La verdad yacía implícita en sus facciones y no hizo falta que dijera nada con su voz, no hizo falta que recurriera al uso de las palabras y fabricar una mentira increíble y todo a causa de su rostro.
Diana se sentaría a su lado con la mirada baja, así como él, y guardaría silencio, un silencio que sentiría casi tan doloroso como un azote a látigo sobre la espalda desnuda.
La culpa le insinuaba, desde el mismo silencio, que posiblemente todo había acabado, que posiblemente aquella relación habría de acabar como acabó la de Caleb con Camille, pero con menos palabras y más silencios.
Porque Camille no había guardado silencio al desaparecer y compartiría todo su saber con Diana antes de partir, todas sus sospechas y alguna que otra prueba.
Diana, confiada, supuso que nada de aquello podría siquiera ser o convertirse o surgir o nada de nada, pero ya se toparía con una verdad muy distinta transcrita al silencio que guardaba el chico de los girasoles.
–¿Qué hizo? –preguntó ella conteniendo sus ganas de llorar; –¿Qué pudo haber hecho un hombre para que lo mires como, se supone, debes mirarme solo y únicamente a mí?
Él no respondió.
No se atrevió a responder algo que lo implicaba con, al menos, la mitad del peso de la culpa. Porque Caleb no había metido la pata él solo y era imposible culparlo por la totalidad de aquel embrollo.
Él también había pecado.
Él también había tentado a la suerte al dejarse llevar por ese algo que, por pura curiosidad, se tornó en un asunto demasiado serio como para ignorarlo.

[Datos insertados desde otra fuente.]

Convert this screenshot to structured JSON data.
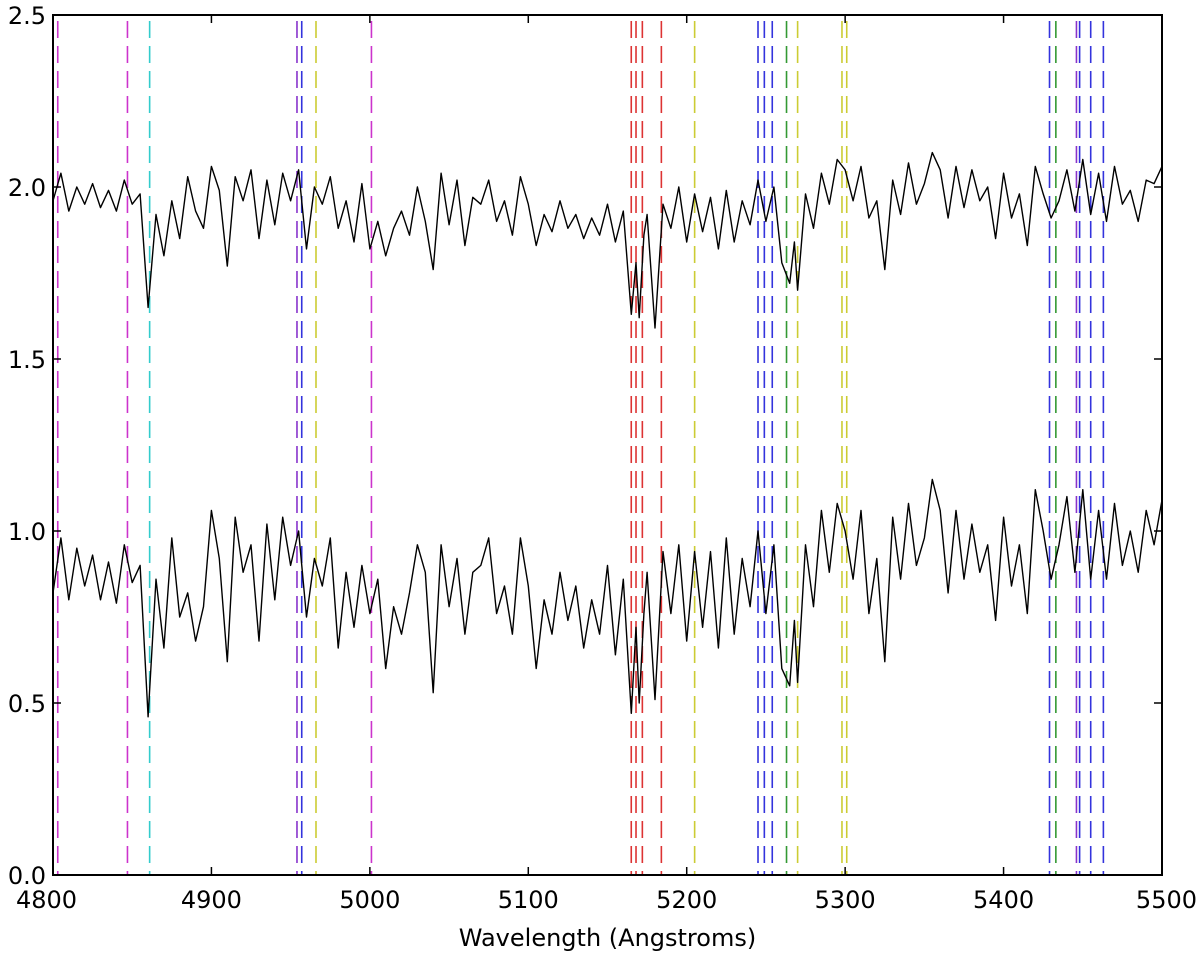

Y es que el asunto tenía más que solo intenciones: tenía también rostro y nombre, tenía una personalidad y una manera de hacer y decir las cosas, una manera de hacerse notar siempre y de callarse nunca.
El asunto tenía cabellera oscura, así como ella, pero la suya era distinta: era como si la mismísima noche se hubiese posado sobre él para teñirle los cabellos con su presencia.
Y suspiraba, más que nada, por el azul de su mirada. Esa mirada que ella no podía imitar, porque él lo había convertido en el centro de su propio universo. El ególatra había desaparecido y eso era algo que Diana no podía entender, porque ella era, también, irreparablemente ególatra.
Así permanecieron, en silencio, por un rato indefinido. Entonces ella se iría sin siquiera despedirse, sin siquiera devolverle la mirada.
Caleb la vería subirse al auto de Marlon a la vez que vislumbraba la figura del príncipe junto a la puerta de la casa viéndola partir.
Supuso que las cosas habían salido mal, que quizá era probable una represalia temprana por parte de su prima al mínimo descuido suyo.
Nathaniel se lo advirtió, ni bien vio el auto alejarse calle arriba: que las cosas, ahora, se pondrían verdaderamente intensas.
–¡Que comiencen los juegos del amor! –gritó Nathaniel haciendo con la mano la señal que mostraban los participantes de "Los Juegos del Hambre". Caleb lo miró con preocupación.
–¿Juegos? –preguntó con tono incrédulo; –Esto no será un juego, amigo mío. Acá se librará una guerra ¡Una maldita guerra!